Não tem cena mais digna de ser emoldurada num quadro mental, bem na seção "coisas mais belas que estes meus reles olhos já tiveram a sorte de presenciar". E olhe que só se passaram duas horas.

Certo, falando assim parece um tanto maníaco, porém eu juro que estou sendo carinhoso.

Quando Cassy se revira e acorda sem querer no processo, solta um resmungo baixo.

— Desculpa, eu te acordei? — murmura ela, abrindo apenas um olho. — Digo, está acordado há muito?

— Não, tem uns minutos, não se preocupa — nem dormir eu dormi... — Dormiu bem?

Ela assente com a cabeça, tirando um de seus braços de minha cintura para poder coçar os olhos. Sorrio com o gesto – coisa que Cassy nunca vai descobrir a respeito – e me espreguiço na minha melhor tentativa de fingir sonolência. Ela se ergue um pouco na cama para conseguir alcançar meu rosto, depositando ali um projeto de beijo. Mais rápido do que consigo calcular, sua sonolência vai embora junto quando se levanta.
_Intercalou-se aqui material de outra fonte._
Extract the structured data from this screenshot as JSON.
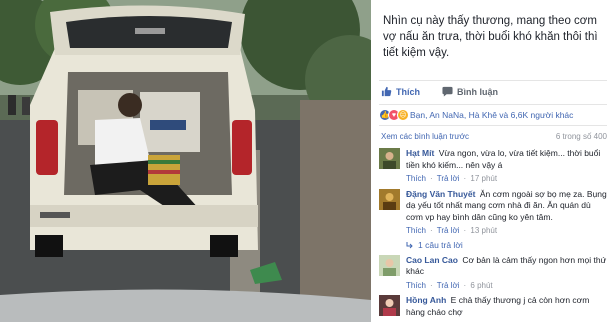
{
  "post": {
    "caption": "Nhìn cụ này thấy thương, mang theo cơm vợ nấu ăn trưa, thời buổi khó khăn thôi thì tiết kiệm vậy."
  },
  "actions": {
    "like_label": "Thích",
    "comment_label": "Bình luận"
  },
  "reactions": {
    "summary": "Bạn, An NaNa, Hà Khê và 6,6K người khác"
  },
  "comments_header": {
    "view_previous": "Xem các bình luận trước",
    "count": "6 trong số 400"
  },
  "comments": [
    {
      "name": "Hạt Mít",
      "text": "Vừa ngon, vừa lo, vừa tiết kiệm... thời buổi tiền khó kiếm... nên vậy á",
      "like": "Thích",
      "reply": "Trả lời",
      "time": "17 phút"
    },
    {
      "name": "Đặng Văn Thuyết",
      "text": "Ăn cơm ngoài sợ bọ mẹ za. Bụng dạ yếu tốt nhất mang cơm nhà đi ăn. Ăn quán dù cơm vp hay bình dân cũng ko yên tâm.",
      "like": "Thích",
      "reply": "Trả lời",
      "time": "13 phút",
      "replies": "1 câu trả lời"
    },
    {
      "name": "Cao Lan Cao",
      "text": "Cơ bản là cảm thấy ngon hơn mọi thứ khác",
      "like": "Thích",
      "reply": "Trả lời",
      "time": "6 phút"
    },
    {
      "name": "Hồng Anh",
      "text": "E chả thấy thương j cả còn hơn cơm hàng cháo chợ"
    }
  ],
  "colors": {
    "brand_blue": "#4267b2",
    "name_blue": "#365899",
    "meta_gray": "#90949c"
  },
  "icons": [
    "thumbs-up-icon",
    "comment-bubble-icon",
    "like-reaction-icon",
    "love-reaction-icon",
    "sad-reaction-icon",
    "reply-arrow-icon"
  ]
}
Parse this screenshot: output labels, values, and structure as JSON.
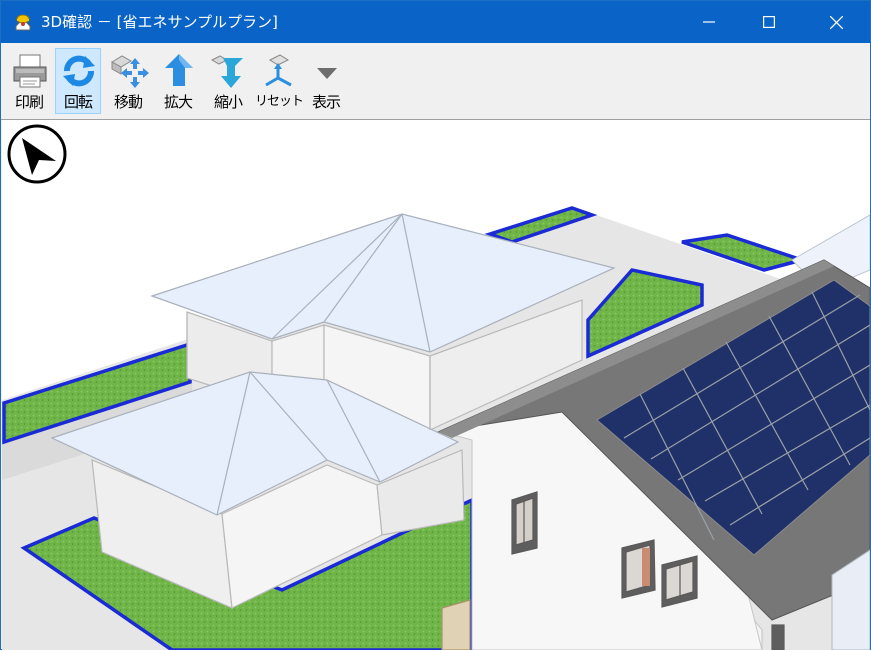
{
  "window": {
    "title": "3D確認 － [省エネサンプルプラン]",
    "app_icon": "house-helmet-icon",
    "controls": {
      "minimize": "minimize-icon",
      "maximize": "maximize-icon",
      "close": "close-icon"
    }
  },
  "toolbar": {
    "buttons": [
      {
        "id": "print",
        "label": "印刷",
        "icon": "printer-icon",
        "selected": false
      },
      {
        "id": "rotate",
        "label": "回転",
        "icon": "rotate-icon",
        "selected": true
      },
      {
        "id": "move",
        "label": "移動",
        "icon": "move-icon",
        "selected": false
      },
      {
        "id": "zoom-in",
        "label": "拡大",
        "icon": "zoom-in-icon",
        "selected": false
      },
      {
        "id": "zoom-out",
        "label": "縮小",
        "icon": "zoom-out-icon",
        "selected": false
      },
      {
        "id": "reset",
        "label": "リセット",
        "icon": "reset-icon",
        "selected": false
      },
      {
        "id": "display",
        "label": "表示",
        "icon": "dropdown-icon",
        "selected": false
      }
    ]
  },
  "viewport": {
    "compass_icon": "north-arrow-icon",
    "colors": {
      "lawn": "#6fb548",
      "lawn_border": "#1a2bd6",
      "ground": "#e4e4e4",
      "roof": "#e6effb",
      "wall": "#f2f2f2",
      "solar_panel": "#1f2f68",
      "roof_dark": "#6b6b6b"
    }
  }
}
— Viu, eu vou lá à recepção ver quanto fica o preço para dois no quarto, depois eu volto. Você fica aqui? Pode tomar um banho e... — mal terminando de dizer isso, ela pigarreou e olhou para cima. — Eu não quis dizer que você está fedido, é só... Fique à vontade. Entende?

— Cassy — a advirto, segurando seu rosto entre minhas mãos.
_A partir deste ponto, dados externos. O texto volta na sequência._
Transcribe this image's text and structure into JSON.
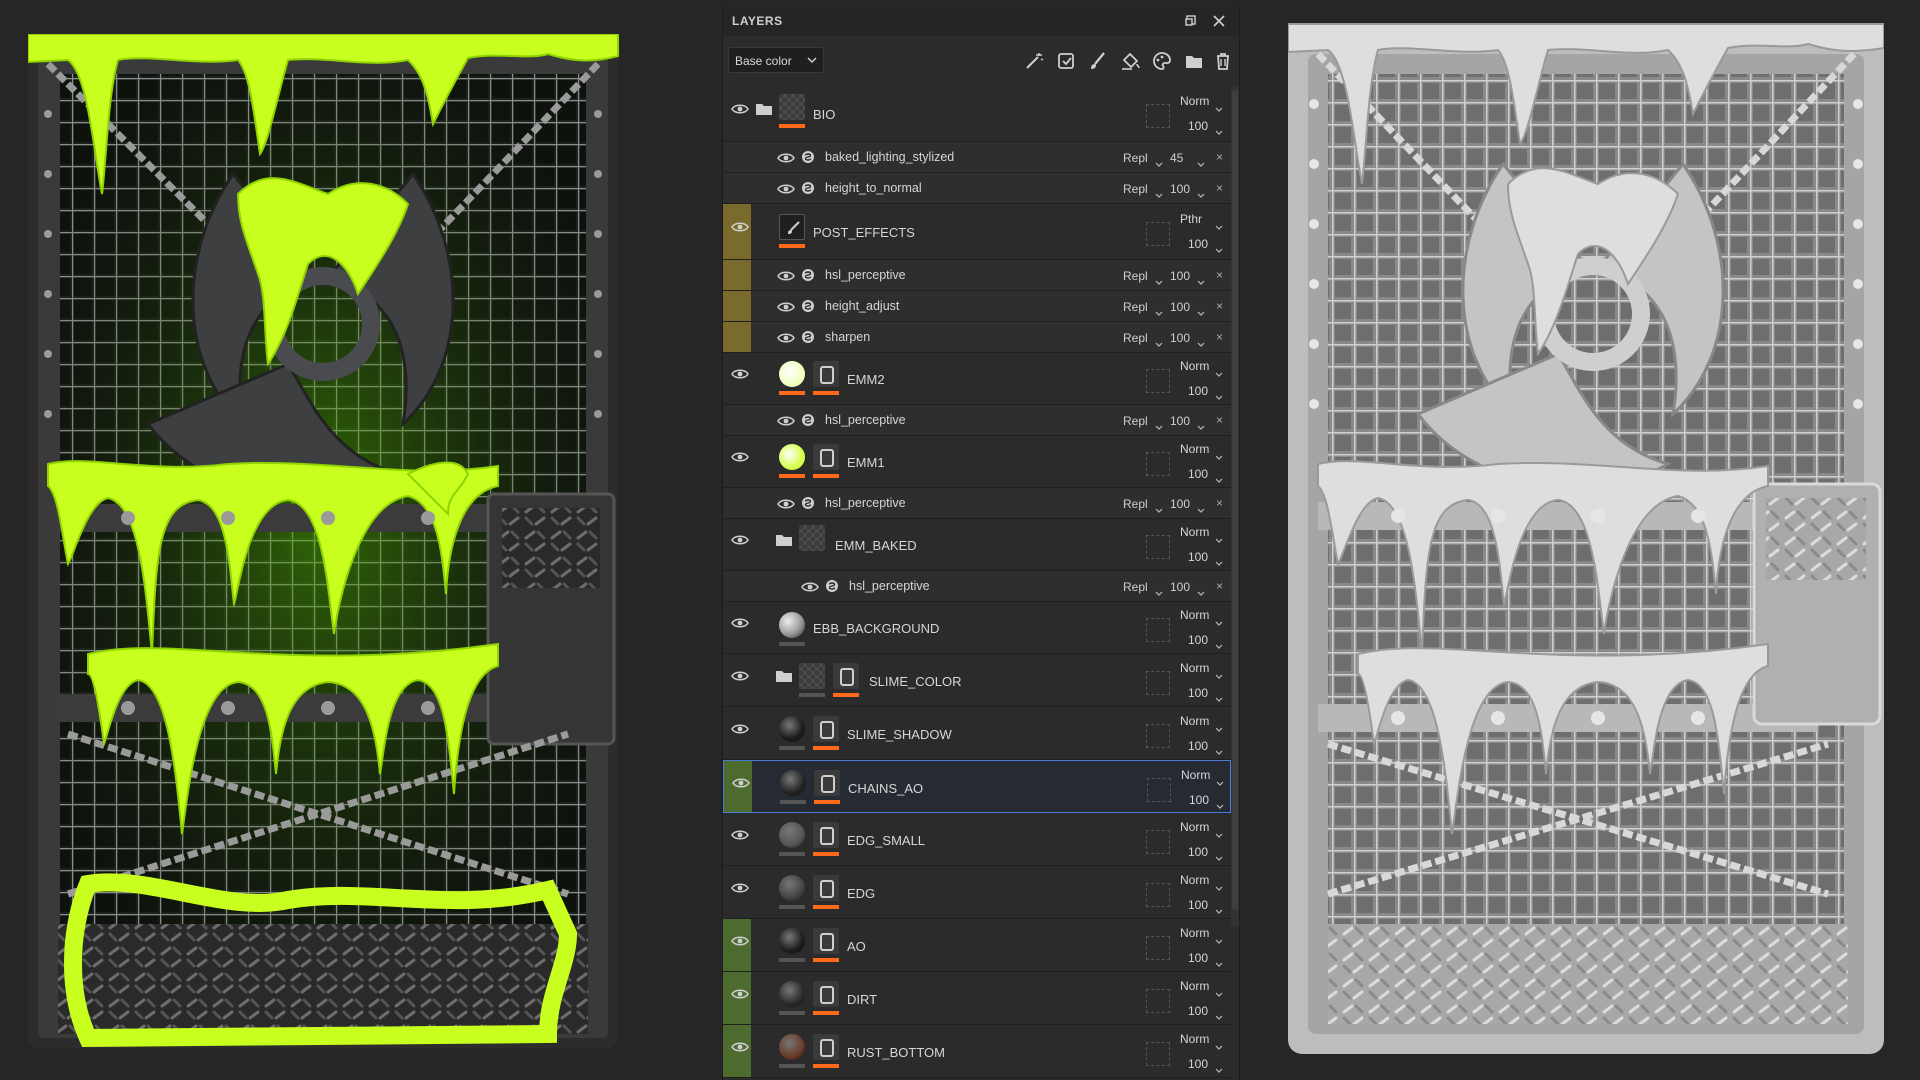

Ela ri, fazendo as bochechas estufarem. Beijo um lado de cada vez, terminando com um beijo longo em seus lábios.

— Ok, desculpe. Guarde esse entusiasmo para depois.

Cassy ri com maldade, partindo para reorganizar as coisas na recepção. Quanto a mim, permaneço observando até que ela suma pela porta, e tudo que resta é suspirar e procurar a toalha na mala embaixo da outra cama. Há algo estranho em tomar dois banhos no dia, geralmente, mas hoje é algo bem-vindo.

Assim como no Tamara's, o banheiro se localiza no final do corredor, mas agora é a única porta de frente que encontro – as outras, laterais, dão para os quartos. Cassy tem razão. Da próxima vez, procurarei uma pensão. Elas são muito mais confortáveis do que um hotel.

Capricho no segundo banho, não conseguindo driblar a lavagem de cabelo, infelizmente. Já dá para ver tudo: ele só vai secar por completo amanhã, pela noite. Enrolo-me numa roupa de frio casual, aproveitando a ventania incessante do lado de fora. Ao retornar para o quarto, encontro Cassy também enrolada num roupão. De banho? De frio? Ambos?

— Bonne nuit, mon cher — ela sorri, fingindo erguer uma taça como Leonardo DiCaprio em O Grande Gatsby. Sento-me ao seu lado, o que a faz dar um espaço extra na cama.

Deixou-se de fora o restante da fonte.